Salah satu syarat sahnya jual beli adalah ada keridhoan dari penjual dan pembeli. Penjual tanpa paksaan siapapun memang berniat menjual barang yang dimilikinya. Dalam kasus ini, saya adalah penjual dan teman saya itu ‘makelar’.
Untuk merekatkan tali silaturrahim dengan tetangga sekitar, aku ikut arisan kecil. Pada suatu waktu, ketika arisan dikocok, aku tidak ada. Ternyata, aku mendapat arisan. Sayangnya, informasi tersebut tidak aku dapatkan dari penanggung jawab arisan, tetapi dari seorang ibu yang sama-sama ikut arisan.
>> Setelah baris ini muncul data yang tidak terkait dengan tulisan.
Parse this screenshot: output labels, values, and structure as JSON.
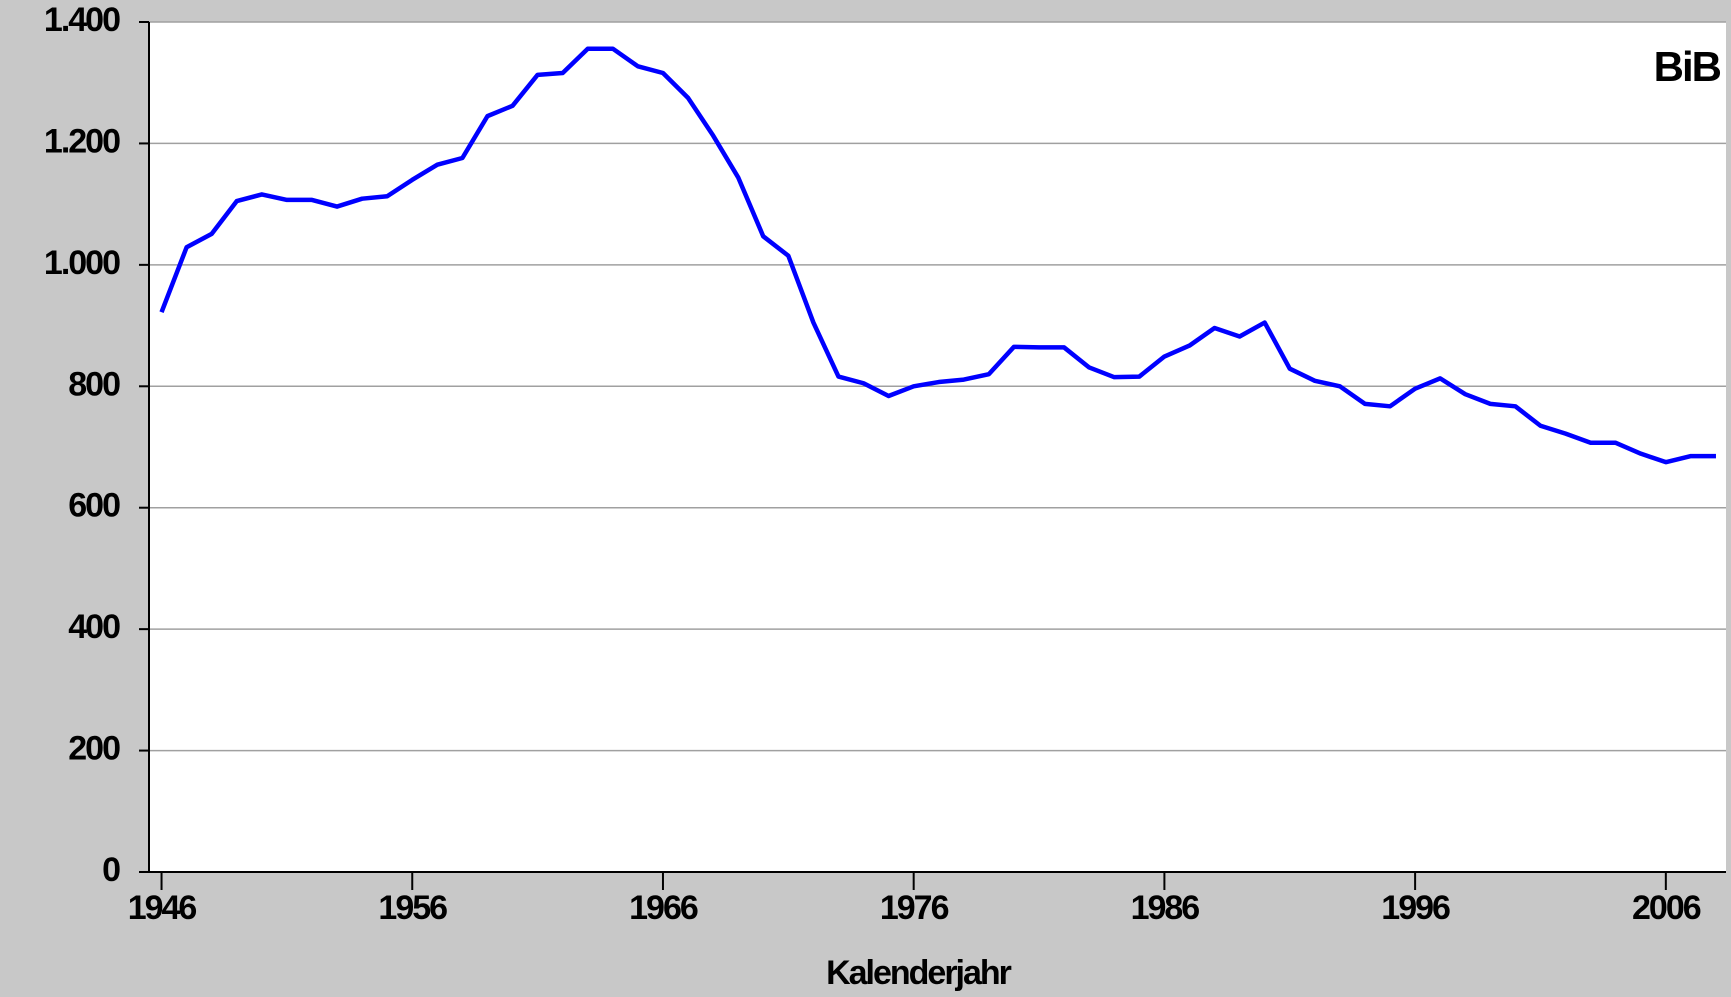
{
  "chart_data": {
    "type": "line",
    "annotation": "BiB",
    "x_label": "Kalenderjahr",
    "x": [
      1946,
      1947,
      1948,
      1949,
      1950,
      1951,
      1952,
      1953,
      1954,
      1955,
      1956,
      1957,
      1958,
      1959,
      1960,
      1961,
      1962,
      1963,
      1964,
      1965,
      1966,
      1967,
      1968,
      1969,
      1970,
      1971,
      1972,
      1973,
      1974,
      1975,
      1976,
      1977,
      1978,
      1979,
      1980,
      1981,
      1982,
      1983,
      1984,
      1985,
      1986,
      1987,
      1988,
      1989,
      1990,
      1991,
      1992,
      1993,
      1994,
      1995,
      1996,
      1997,
      1998,
      1999,
      2000,
      2001,
      2002,
      2003,
      2004,
      2005,
      2006,
      2007,
      2008
    ],
    "series": [
      {
        "color": "#0000ff",
        "values": [
          922,
          1029,
          1051,
          1105,
          1116,
          1107,
          1107,
          1096,
          1109,
          1113,
          1140,
          1165,
          1176,
          1245,
          1262,
          1313,
          1316,
          1356,
          1356,
          1327,
          1316,
          1275,
          1213,
          1144,
          1047,
          1015,
          905,
          816,
          805,
          784,
          800,
          807,
          811,
          820,
          865,
          864,
          864,
          831,
          815,
          816,
          849,
          867,
          896,
          882,
          905,
          829,
          809,
          800,
          771,
          767,
          796,
          813,
          787,
          771,
          767,
          735,
          722,
          707,
          707,
          689,
          675,
          685,
          685
        ]
      }
    ],
    "xlim": [
      1945.5,
      2008.4
    ],
    "xticks": [
      1946,
      1956,
      1966,
      1976,
      1986,
      1996,
      2006
    ],
    "ylim": [
      0,
      1400
    ],
    "yticks": [
      0,
      200,
      400,
      600,
      800,
      {
        "value": 1000,
        "label": "1.000"
      },
      {
        "value": 1200,
        "label": "1.200"
      },
      {
        "value": 1400,
        "label": "1.400"
      }
    ],
    "grid": true
  }
}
Dia menghadangku di tengah jalan ketika aku hendak menjemput sekolah anakku.
“Um, dapat arisan um, tapi umi lagi nggak butuh uangnya khan. Untuk aku aza arisannya. Uangnya udah di aku.” Kata ibu tersebut. Akupun mengiyakan, karena rasa tidak enak.
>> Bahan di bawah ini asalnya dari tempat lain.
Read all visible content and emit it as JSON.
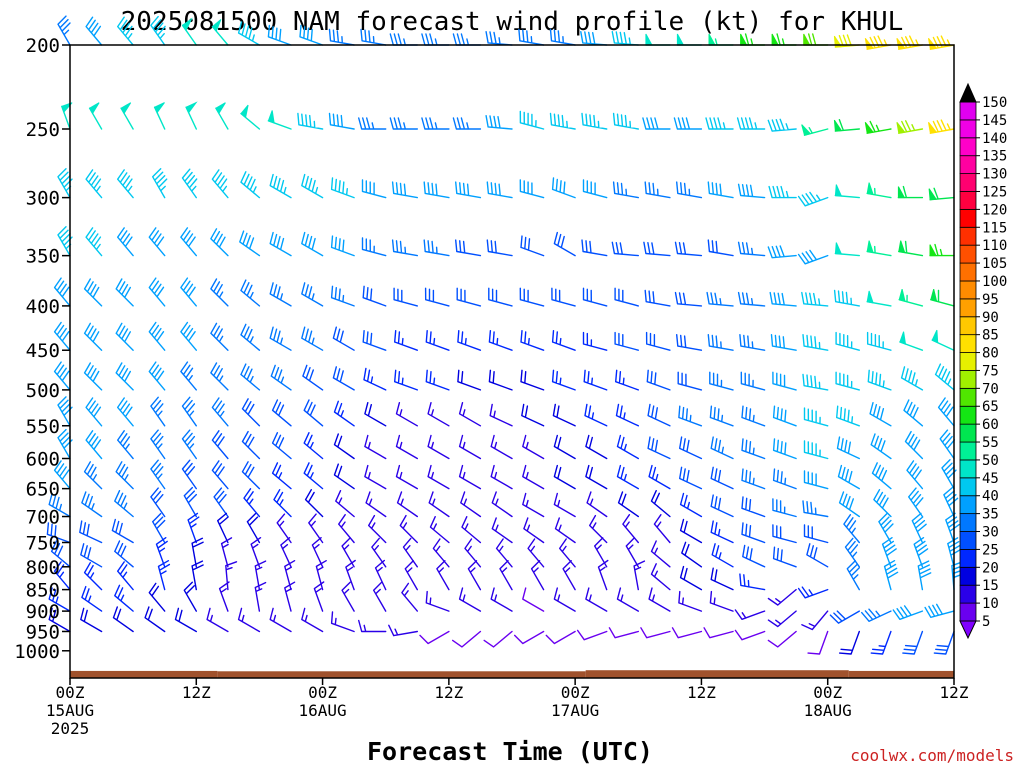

Satu lagi contoh kasus tentang khusnuzhon yang salah tempat. Mungkin, melihat keadaanku, ibu itu berprasangka baik, bahwa aku tidak dalam kondisi kepepet butuh uang. Oleh karenanya ia berani mengambil uang arisan tersebut.
Sayangnya, ia lupa uang arisan itu adalah hak aku. Kendati, misalnya, nanti akan ia pinjam, setidaknya serahkan dahulu uang tersebut. Tapi, ia sudah mengambil keputusan, menahan uang tersebut di tangannya. Dan lagi-lagi dengan sebuah pernyataan bukan pertanyaan boleh atau tidaknya uang arisan tersebut diberikan kepadanya.
Kedua contoh kasus di atas, kelihatannya ringan. Yang pertama, Cuma ngambil barang untuk dijualin. Yang kedua juga sama, Cuma ngambil jatah arisan. Tapi kedua-duanya melupakan etika bermuamalah secara syar’i. Berangkat dari prasangka baik. Mereka berani bertindak. Sayangnya, prasangka baiknya tidak tepat.
Jika kita bertemu seorang saudara, kemudian kita tersenyum tapi saudari tersebut cuek bebek. Tepat, jika kita berprasangka baik, mungkin dia nggak lihat kita, mungkian dia sedang banyak pikiran dsb. Jadi kita tidak merasa tersinggung senyum kita tidak dibalas. Atau, tiba-tiba pasangan hidup kita uring-uringan. Tepat, jika kita berprasangka baik, mungkin ia sedang ada masalah. Jadi kita tidak memperkeruh suasana.
Berprasangka baik sangat dianjurkan sebenarnya, tapi, jangan sampai salah tempat. Ketika orang lain bertindak di luar dugaan. Atau melakukan tindakan di luar kelaziman. Alangkah baiknya, jika kita mengedepankan prasangka baik kita agar suasana tidak menjadi runyam. Dan bukan sebaliknya. Kita yang mengobrak-abrik milik orang lain, dan kitanya berprasangka baik, sang pemilik tidak akan marah.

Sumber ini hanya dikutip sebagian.